Weihnachten könnte es in der Predigt um eine Auseinandersetzung mit dem Thema „Groß-klein“ oder „Stark- schwach“ gehen. Um die Stärke der Schwachen und die Schwäche der Starken. Darum, was passiert, wenn Menschen „schwach“, verletzlich und menschlich werden- sowohl im persönlichen Leben als auch im politischen Bereich.
Jesaja 52,7-10
Dieser Abschnitt stammt von dem „zweiten Jesaja“, der im 6. Jh im Exil in Babylon auftrat und die Rückkehr Verbannten und das Heil für die Völker ansagte, das gerade nicht durch einen mächtigen Herrscher, sondern durch den leidenden Gottesknecht herbeigeführt werden soll. Er unterscheidet scharf zwischen dem Früheren und dem Zukünftigen. Die alte Geschichte Jahwes mit Israel ist zu einem Ende gekommen, etwas völlig Neues nimmt seinen Anfang.
An Weihnachten geht es auch darum, dass Gott ganz anders ist als wir uns das nach menschlichen Maßstäben vorstellen- im kleinen ohnmächtigen Kind in der Krippe kommt er zu uns und verändert die Welt durch seine Ohnmacht und Verletzlichkeit.
Im 52. Kapitel geht es darum, dass die gefangene Tochter Zion die Fesseln abschütteln soll und als Befreite neu anfangen soll. Der Abschnitt bei Jesaja ist eine einzige Aufforderung zum Staunen und zum Jubeln angesichts des Heils, das Gott schafft. Sogar die Trümmer sollen jubeln, „…denn der Herr hat sein Volk getröstet und Jerusalem erlöst“.

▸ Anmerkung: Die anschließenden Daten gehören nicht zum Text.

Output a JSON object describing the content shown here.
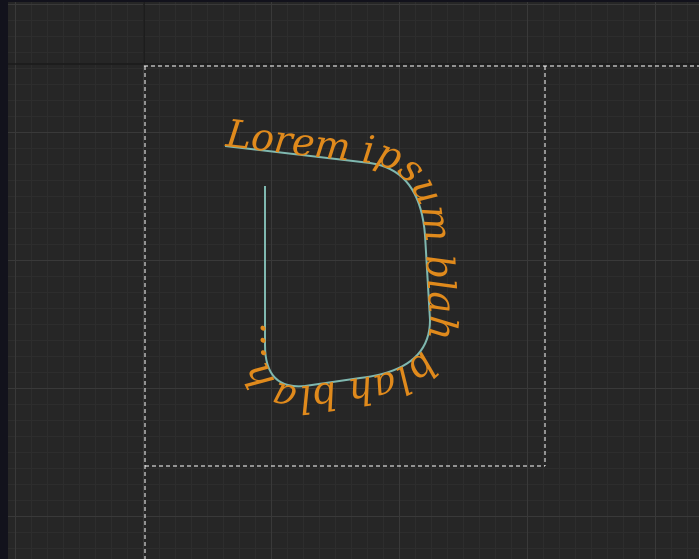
{
  "canvas": {
    "background_color": "#262626",
    "grid_major_color": "#393939",
    "grid_minor_color": "#2d2d2d",
    "frame_color": "#ffffff",
    "frame_style": "dashed"
  },
  "text_on_path": {
    "text": "Lorem ipsum blah blah blah...",
    "text_color": "#e08a1c",
    "path_color": "#7fb8b0"
  }
}
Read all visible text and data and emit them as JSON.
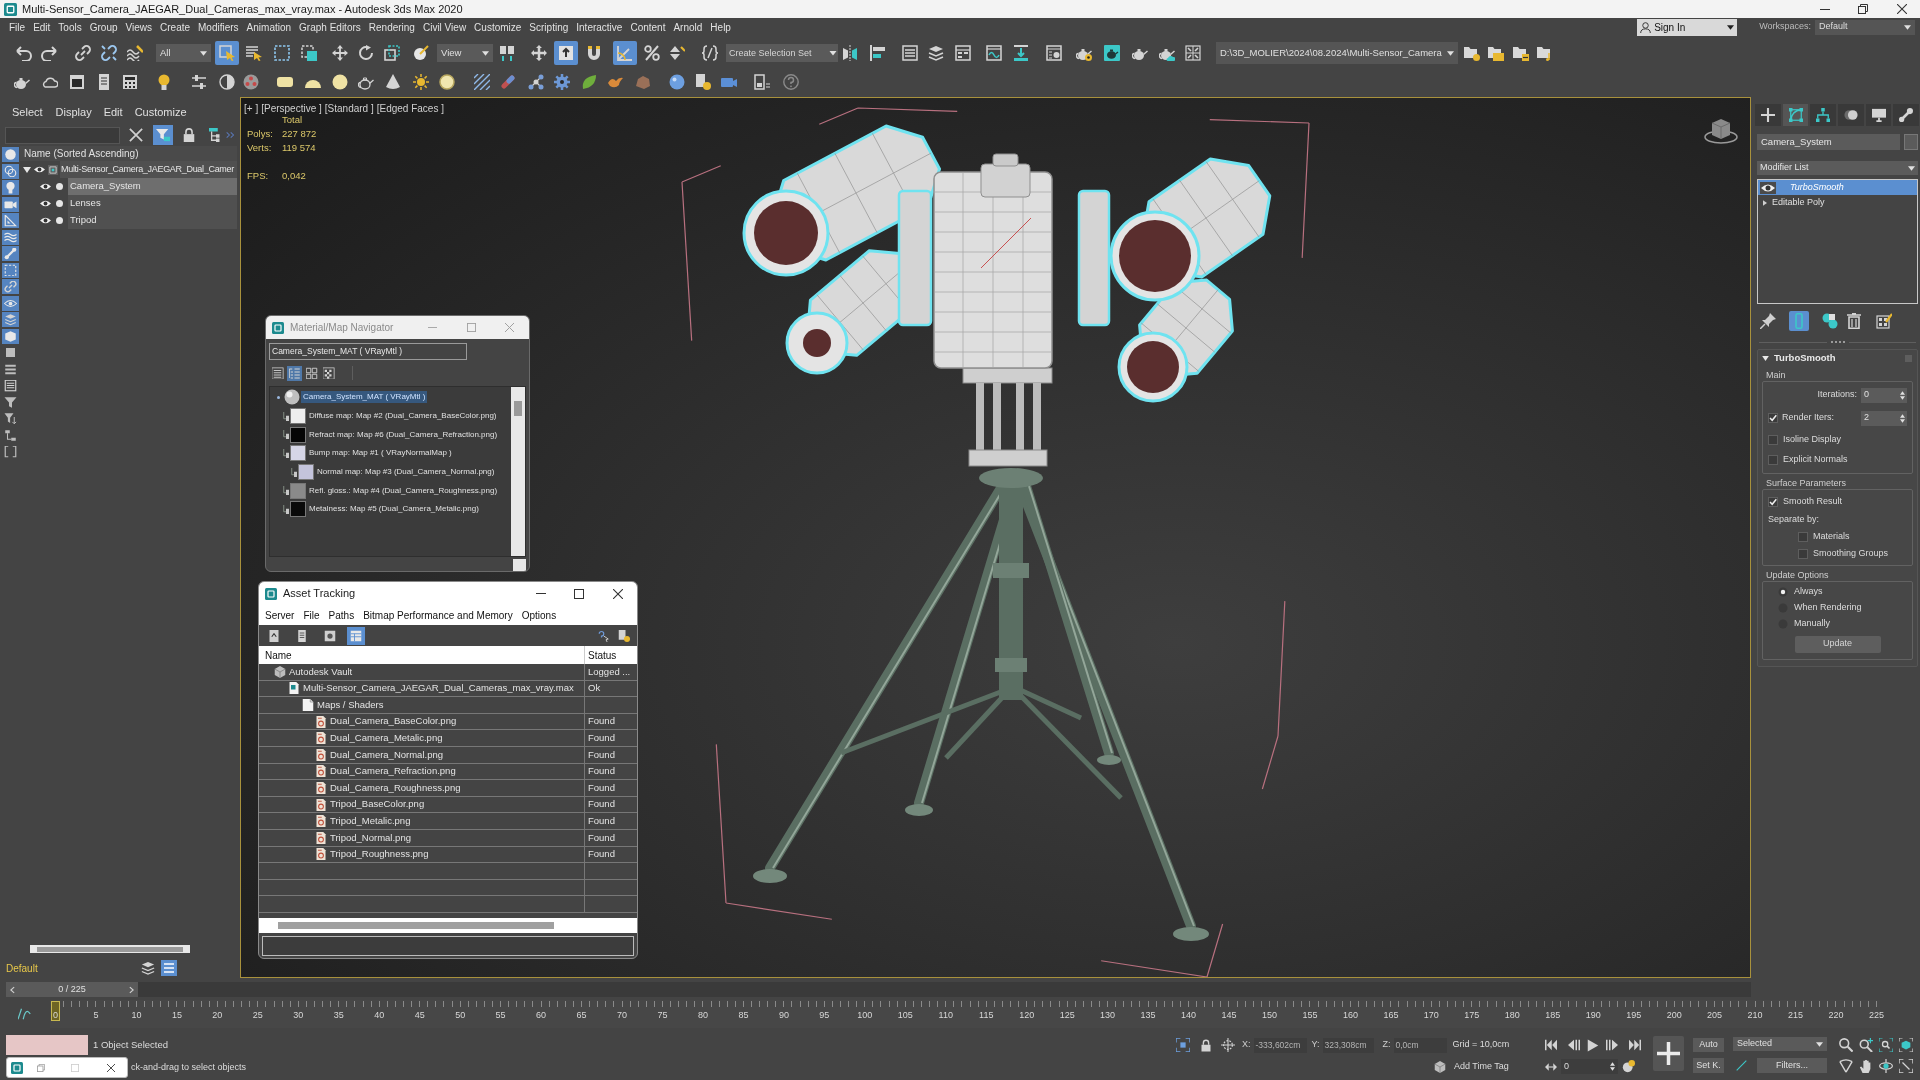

Weil Gott die Menschen tröstet, befreit und erlöst, können wir Frieden verkündigen, Gutes predigen und Heil ansagen. Diese frohe Botschaft sollte auch am Weihnachtsfest spürbar werden in einem ermutigenden Gottesdienst mit fröhlichen Liedern, mit ermutigenden und tröstlichen Worten.
Lukas 2,15-20
In diesem Abschnitt geht es um die Hirten. Auch sie eine Gruppe, die am Rande der Gesellschaft stehen und wenig geachtet waren. Sie glauben den Verheißungen der Engel und setzen sich in Bewegung: sie gehen zum Stall, sie sehen und finden das Kind, sie verkündigen, was sie gesehen haben und zwar so, dass andere sich wundern. Sie kehren als Verwandelte in ihren Alltag zurück.
Erstaunlicherweise sind sie nicht enttäuscht von der Armut des Stalles und der Ohnmacht des Kindes. Sie lassen sich berühren und überwältigen von der Verletzlichkeit des Kindes. Das kann man auch heute erleben, wenn man ein gerade geborenes kleines Kind in den Armen halten darf. Das macht den stärksten Menschen schwach.
Was alles geschehen kann, wenn man sich berühren und in Bewegung setzen lässt von dem Anderssein Gottes und der Menschen! Wenn der Panzer der Stärke und des professionellen Funktionierens bröckelt, die Macht der Mächtigen ins Wanken gerät und die Kleinen sich in Bewegungen organisieren….
An Weihnachten könnte es darum gehen, dazu zu ermutigen, sich neu berühren und bewegen zu lassen: von Gott, der so schwach sein kann und in seiner Schwachheit so stark. Und von Menschen, die unsere Solidarität brauchen oder uns mit ihrer Liebe und ihrer Schwachheit entwaffnen.